На свежевыпавшем снегу виднелось множество отпечатков дамских каблуков. Элькин с умилением смотрел на них – сколько лет он не видел такого чуда в Москве?

Толпа горланила на смеси русских, белорусских и польских языков. Дома были деревянными, как в России, но их крыши на польский лад покрывали красной и черной черепицей. Тут же поблескивали круглыми булыжниками мостовые, тут же трепетали на ветру советские плакаты, нарисованные к очередной годовщине Октября. На лавочке рядком сидели красноармейцы и благообразные евреи с пейсами.

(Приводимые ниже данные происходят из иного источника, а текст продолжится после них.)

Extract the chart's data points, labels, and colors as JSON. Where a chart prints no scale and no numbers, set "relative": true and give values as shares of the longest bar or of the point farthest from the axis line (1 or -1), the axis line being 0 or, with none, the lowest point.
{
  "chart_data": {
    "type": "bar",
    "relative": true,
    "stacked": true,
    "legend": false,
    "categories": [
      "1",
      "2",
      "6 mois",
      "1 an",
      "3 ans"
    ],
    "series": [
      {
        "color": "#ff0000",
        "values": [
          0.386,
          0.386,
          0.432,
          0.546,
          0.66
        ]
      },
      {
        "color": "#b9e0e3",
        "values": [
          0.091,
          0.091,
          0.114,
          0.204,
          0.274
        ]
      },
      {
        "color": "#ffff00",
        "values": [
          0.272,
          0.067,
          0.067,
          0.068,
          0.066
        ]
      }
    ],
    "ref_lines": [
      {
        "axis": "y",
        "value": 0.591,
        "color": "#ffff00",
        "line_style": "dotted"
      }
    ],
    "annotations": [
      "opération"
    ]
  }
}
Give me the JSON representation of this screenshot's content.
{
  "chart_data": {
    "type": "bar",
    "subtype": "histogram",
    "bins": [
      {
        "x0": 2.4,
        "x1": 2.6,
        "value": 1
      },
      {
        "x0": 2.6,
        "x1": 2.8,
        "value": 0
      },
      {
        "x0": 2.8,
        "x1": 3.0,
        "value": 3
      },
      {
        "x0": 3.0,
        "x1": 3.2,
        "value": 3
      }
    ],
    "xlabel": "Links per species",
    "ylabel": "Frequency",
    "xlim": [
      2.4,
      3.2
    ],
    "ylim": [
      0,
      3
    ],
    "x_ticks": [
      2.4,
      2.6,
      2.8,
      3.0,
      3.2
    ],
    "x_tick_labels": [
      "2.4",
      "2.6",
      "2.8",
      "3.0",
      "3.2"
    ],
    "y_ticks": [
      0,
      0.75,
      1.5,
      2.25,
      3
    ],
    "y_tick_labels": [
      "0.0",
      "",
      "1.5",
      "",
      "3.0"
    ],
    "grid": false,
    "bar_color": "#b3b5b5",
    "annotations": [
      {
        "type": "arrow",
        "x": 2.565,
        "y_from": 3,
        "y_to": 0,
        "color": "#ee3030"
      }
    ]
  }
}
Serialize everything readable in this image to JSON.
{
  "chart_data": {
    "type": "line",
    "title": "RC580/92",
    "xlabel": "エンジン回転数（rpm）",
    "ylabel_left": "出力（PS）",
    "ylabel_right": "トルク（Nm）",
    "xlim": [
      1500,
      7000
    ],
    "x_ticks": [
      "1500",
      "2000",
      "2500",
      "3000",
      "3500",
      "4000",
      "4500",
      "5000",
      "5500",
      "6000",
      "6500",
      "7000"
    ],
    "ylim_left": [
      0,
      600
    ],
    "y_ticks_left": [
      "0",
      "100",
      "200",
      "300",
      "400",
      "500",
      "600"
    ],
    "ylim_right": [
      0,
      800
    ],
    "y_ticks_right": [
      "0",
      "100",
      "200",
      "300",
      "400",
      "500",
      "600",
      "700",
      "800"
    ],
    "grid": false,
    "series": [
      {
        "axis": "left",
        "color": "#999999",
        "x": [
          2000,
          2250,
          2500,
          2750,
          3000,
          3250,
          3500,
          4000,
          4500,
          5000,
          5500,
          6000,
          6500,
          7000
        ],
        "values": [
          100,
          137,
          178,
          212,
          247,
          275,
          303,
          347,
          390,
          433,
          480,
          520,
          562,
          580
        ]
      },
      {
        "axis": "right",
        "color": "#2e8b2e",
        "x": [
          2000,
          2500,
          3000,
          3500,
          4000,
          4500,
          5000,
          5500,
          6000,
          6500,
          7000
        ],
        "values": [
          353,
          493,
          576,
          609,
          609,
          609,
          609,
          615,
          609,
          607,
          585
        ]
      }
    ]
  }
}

Немного поплутав, Элькин добраться до Немиги – узкой улочки, застроенной невысокими зданиями с жилыми комнатами наверху и захламленными лавками на первых этажах.

Элькин отыскал нужный дом и постучал в обитую клеенкой дверь.

К нему вышел коротко остриженный черноглазый парень со скошенным подбородком.

– Чаго табе трэба? – спросил он по-белорусски.

– Мне б до Рыгора, – отозвался Элькин, подражая местному говору.

Парень поводил зрачками по сторонам и провел его в комнату, до потолка заставленную ящиками с товаром.

– Сядзi тут, – велел он и скрылся в задних комнатах.

Элькин ждал больше часа и, не выдержав, вышел в коридор. На второй этаж вела узкая чугунная лестница, и оттуда слышались голоса, говорившие по-польски:

– На складе конфиската ничего не осталось. Что у нас в наличии?

– Трико брючное в полоску, маркизет французский, бархат бумажный и полушелковый, сукно гвардейское…

Поляки вовсю наживались на большевистских экспериментах с экономикой: как только в СССР начали пропадать товары, контрабанда расцвела пышным цветом. В польских приграничных деревнях варили краску для ресниц, шили лифчики из дрянного искусственного шелка и даже печатали фальшивые бланки накладных для всевозможных учреждений. Их низкое качество никого не смущало – оно в любом случае было выше, чем в СССР.

Наконец по лестнице загремели сапоги, и вниз спустился Рыгор – толстый мужик с кудрявой бородкой.

– Ба, кого я вижу! – воскликнул он по-русски. – Ты какими судьбами здесь?

Элькин объяснил, что ему надо срочно перебраться в Польшу.